Mientras, las energías renovables cuentan en la actualidad con fuertes primas a la producción y los últimos análisis apuntan a que el conjunto de renovables no podrá superar el 50 % del total de la demanda eléctrica en el año 2030, según datos del Ministerio de Industrias hechos públicos la semana pasada. En paralelo las fuentes térmicas (carbón) e hidráulica (embalses) tocan techo. Y para cerrar el círculo el gobierno español (los del resto de Europa hacen lo contrario) anuncia el cierre de las centrales nucleares a medida que llegan al fin de su vida útil…
Los “titulares” citados se contraponen con otros que manifiestan una dura realidad: la demanda de energía eléctrica no deja de crecer, la reducción y encarecimiento de combustibles fósiles significará un incremento todavía mayor, el “precio político” tiene los años contados, la dependencia energética de Francia podría ser una realidad en pocos años, buena parte de los países europeos apuestan por la combinación de fuentes potenciando las renovables pero sin excluir la nuclear.
Respecto a este tipo de energía España sigue sin entrar de lleno (es más se hace todo lo posible por evitarlo) en el debate sereno y científicamente avalado de las consecuencias de mantener unas centrales obsoletas y el anuncio de su cierre progresivo. Al tiempo que se anuncian estos cierres siguen sin plantearse alternativas “serias” sobre como generar, no sólo la nuclear no producida sino además las previsibles bajadas de producción de la hidráulica, como consecuencia de la sequía, o la reducción de la térmica como consecuencia del encarecimiento del carbón y el agotamiento de sus yacimientos (eso sin citar sus ya injustificablemente altas emisiones de CO2, tanto en emisión directa como por trasporte de carbón importado por barco y carretera, una vez agotados los yacimientos españoles).

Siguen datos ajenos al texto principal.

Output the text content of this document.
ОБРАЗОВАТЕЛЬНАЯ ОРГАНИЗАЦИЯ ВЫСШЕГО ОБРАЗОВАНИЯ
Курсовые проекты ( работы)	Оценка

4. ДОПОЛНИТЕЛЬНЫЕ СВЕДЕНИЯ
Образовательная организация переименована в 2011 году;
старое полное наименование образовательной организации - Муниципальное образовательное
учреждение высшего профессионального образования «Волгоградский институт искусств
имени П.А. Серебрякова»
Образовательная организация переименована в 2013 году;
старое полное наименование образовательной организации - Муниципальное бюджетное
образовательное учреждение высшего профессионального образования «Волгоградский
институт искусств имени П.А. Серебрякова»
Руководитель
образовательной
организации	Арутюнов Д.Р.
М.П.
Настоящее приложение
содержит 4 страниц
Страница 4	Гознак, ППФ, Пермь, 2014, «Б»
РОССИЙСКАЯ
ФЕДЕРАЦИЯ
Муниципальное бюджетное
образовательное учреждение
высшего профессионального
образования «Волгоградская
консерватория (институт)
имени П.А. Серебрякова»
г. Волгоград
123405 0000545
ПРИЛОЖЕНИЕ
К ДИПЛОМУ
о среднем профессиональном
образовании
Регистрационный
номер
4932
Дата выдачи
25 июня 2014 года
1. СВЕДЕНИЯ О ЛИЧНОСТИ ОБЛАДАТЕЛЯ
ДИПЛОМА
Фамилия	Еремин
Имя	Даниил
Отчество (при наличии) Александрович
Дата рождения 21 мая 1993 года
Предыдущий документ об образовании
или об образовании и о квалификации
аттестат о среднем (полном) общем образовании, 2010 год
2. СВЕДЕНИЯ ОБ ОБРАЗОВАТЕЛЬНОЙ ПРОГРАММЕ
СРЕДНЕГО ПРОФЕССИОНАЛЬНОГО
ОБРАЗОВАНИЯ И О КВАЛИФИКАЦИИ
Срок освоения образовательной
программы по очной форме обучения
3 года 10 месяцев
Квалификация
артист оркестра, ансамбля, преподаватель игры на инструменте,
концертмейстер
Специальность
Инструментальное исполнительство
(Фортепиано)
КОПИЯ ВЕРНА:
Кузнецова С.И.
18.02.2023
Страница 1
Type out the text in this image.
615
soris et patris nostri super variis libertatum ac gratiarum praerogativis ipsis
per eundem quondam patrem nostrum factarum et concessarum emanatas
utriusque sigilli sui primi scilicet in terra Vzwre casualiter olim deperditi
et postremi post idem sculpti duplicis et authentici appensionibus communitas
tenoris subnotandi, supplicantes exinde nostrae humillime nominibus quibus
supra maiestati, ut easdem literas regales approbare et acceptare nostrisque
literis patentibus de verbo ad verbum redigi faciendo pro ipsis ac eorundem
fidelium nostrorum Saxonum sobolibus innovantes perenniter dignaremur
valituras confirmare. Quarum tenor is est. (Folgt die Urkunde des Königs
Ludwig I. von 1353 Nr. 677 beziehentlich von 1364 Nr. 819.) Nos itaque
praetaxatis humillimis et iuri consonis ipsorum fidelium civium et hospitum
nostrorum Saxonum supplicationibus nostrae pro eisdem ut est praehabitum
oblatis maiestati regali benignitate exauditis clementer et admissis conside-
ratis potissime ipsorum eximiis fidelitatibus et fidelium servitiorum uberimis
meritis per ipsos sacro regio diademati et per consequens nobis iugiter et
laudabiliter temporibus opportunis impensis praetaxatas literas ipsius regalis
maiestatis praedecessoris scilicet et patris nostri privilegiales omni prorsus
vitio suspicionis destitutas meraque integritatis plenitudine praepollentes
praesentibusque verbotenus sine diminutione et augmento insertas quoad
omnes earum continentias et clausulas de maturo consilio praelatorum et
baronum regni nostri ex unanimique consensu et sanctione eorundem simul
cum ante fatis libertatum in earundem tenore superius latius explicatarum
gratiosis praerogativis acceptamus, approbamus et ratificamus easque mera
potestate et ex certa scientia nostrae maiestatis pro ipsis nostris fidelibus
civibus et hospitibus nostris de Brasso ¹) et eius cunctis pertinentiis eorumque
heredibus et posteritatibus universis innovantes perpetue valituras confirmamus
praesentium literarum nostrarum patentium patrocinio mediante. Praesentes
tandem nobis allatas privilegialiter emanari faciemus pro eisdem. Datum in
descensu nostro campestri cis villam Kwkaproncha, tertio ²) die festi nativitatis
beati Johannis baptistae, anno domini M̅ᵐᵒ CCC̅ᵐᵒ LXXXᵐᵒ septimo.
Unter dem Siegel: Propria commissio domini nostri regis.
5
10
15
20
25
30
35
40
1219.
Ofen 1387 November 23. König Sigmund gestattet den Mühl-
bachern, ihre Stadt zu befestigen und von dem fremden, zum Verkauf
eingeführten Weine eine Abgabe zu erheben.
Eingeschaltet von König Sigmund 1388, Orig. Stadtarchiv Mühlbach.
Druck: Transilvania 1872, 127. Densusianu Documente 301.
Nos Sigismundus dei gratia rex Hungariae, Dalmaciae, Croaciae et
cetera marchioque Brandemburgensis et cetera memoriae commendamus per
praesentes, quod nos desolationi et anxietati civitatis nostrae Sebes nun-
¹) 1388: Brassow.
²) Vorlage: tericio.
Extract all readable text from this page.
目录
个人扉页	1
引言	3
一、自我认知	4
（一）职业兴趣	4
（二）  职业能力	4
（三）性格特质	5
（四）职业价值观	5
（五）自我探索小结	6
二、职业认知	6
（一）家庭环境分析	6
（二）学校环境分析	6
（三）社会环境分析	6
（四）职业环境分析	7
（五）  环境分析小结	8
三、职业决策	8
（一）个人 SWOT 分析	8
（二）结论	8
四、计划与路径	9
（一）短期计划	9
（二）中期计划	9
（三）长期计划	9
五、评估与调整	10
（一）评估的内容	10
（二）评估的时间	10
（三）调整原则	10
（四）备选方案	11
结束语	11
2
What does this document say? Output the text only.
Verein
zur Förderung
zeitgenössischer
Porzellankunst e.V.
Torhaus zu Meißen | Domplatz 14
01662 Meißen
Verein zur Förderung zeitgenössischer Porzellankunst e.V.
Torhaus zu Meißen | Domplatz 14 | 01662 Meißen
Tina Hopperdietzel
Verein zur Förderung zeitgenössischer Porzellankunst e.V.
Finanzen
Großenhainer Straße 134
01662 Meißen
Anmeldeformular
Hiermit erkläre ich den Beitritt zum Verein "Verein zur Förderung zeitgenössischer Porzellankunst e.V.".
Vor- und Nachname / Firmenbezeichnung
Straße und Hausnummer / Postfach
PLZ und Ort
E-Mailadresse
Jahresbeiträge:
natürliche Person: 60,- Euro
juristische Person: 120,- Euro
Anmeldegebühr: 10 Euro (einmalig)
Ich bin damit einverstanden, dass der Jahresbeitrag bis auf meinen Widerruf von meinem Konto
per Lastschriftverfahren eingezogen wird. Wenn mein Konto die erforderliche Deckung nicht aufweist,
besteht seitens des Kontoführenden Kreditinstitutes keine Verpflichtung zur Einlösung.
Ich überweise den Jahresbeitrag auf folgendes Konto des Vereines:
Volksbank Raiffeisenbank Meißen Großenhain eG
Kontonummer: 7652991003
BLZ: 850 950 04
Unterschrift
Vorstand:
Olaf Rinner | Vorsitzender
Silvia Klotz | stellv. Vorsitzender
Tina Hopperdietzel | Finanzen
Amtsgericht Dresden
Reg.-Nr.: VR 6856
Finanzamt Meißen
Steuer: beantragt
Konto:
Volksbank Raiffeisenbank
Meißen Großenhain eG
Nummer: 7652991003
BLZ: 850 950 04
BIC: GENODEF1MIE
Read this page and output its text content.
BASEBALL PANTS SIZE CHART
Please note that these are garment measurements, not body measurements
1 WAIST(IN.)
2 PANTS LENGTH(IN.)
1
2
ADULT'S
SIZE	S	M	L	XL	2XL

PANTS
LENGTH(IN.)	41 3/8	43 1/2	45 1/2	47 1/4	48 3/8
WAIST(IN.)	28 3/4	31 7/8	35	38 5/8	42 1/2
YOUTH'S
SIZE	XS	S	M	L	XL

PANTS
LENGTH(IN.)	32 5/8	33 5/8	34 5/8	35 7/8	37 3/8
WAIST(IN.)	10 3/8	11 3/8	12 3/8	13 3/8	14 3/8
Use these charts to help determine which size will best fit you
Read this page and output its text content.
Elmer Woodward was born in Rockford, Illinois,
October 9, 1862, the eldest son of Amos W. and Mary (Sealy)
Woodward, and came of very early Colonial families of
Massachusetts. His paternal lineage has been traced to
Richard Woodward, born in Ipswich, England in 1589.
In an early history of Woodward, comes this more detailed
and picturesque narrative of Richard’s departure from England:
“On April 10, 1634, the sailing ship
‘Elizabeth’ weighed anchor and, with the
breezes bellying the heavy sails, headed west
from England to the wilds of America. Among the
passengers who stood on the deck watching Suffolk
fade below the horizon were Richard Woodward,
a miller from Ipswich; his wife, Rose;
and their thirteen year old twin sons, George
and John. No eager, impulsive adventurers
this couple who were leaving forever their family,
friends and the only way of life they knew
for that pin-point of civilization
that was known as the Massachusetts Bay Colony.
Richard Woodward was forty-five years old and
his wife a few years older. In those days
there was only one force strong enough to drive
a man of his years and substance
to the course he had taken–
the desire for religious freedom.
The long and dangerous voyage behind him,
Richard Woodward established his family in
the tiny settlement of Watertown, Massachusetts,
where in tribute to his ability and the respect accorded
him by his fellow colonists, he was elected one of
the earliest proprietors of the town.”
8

La realidad actual es que, para evitar tensiones electorales o sociales, el gobierno del estado viene hurtando a la sociedad española el debate sobre el futuro energético de nuestro país y sobre la realidad de fuentes como la discutida nuclear o la dudosamente ecológica de los agro carburantes. El debate se limita a, cada vez que alguien habla de estas cuestiones, realizar una declaración pública de la Ministra de Medio Ambiente o del
Presidente “aceptable” por esa parte más “verde” de su masa electoral, que a la vez sirve para retrasar la apertura de un debate serio, sobre todo sobre la energía nuclear. ¿Qué ocurrirá cuando, por obligación legal, se ponga fin al precio político de la electricidad y a las subvenciones a las renovables?
Los españoles tienen derecho a saber, con argumentos científicos no políticos, el futuro energético que nos espera. Es eso… o ir a rebufo del resto de Europa; claro que en este caso tenemos experiencia (¿será como lo de OTAN NO? )
ecoCONSEJO
En materia de ahorro eléctrico existen algunas recomendaciones básicas: sustituir las lámparas convencionales por las de bajo consumo, no apagar la televisión en “modo espera” con el mando sino con el interruptor, en el exterior instalar lámparas con célula fotoeléctrica, si nuestra calefacción es eléctrica aislar puertas y ventanas y “montar vidrio aislante o instalar juntas aislantes para evitar las pérdidas de calor, al comprar un nuevo electrodoméstico fijarse siempre en la obligatoria etiqueta identificadora de su eficiencia energética. Contribuiremos a una mejora del Medio Ambiente y de nuestra economía doméstica.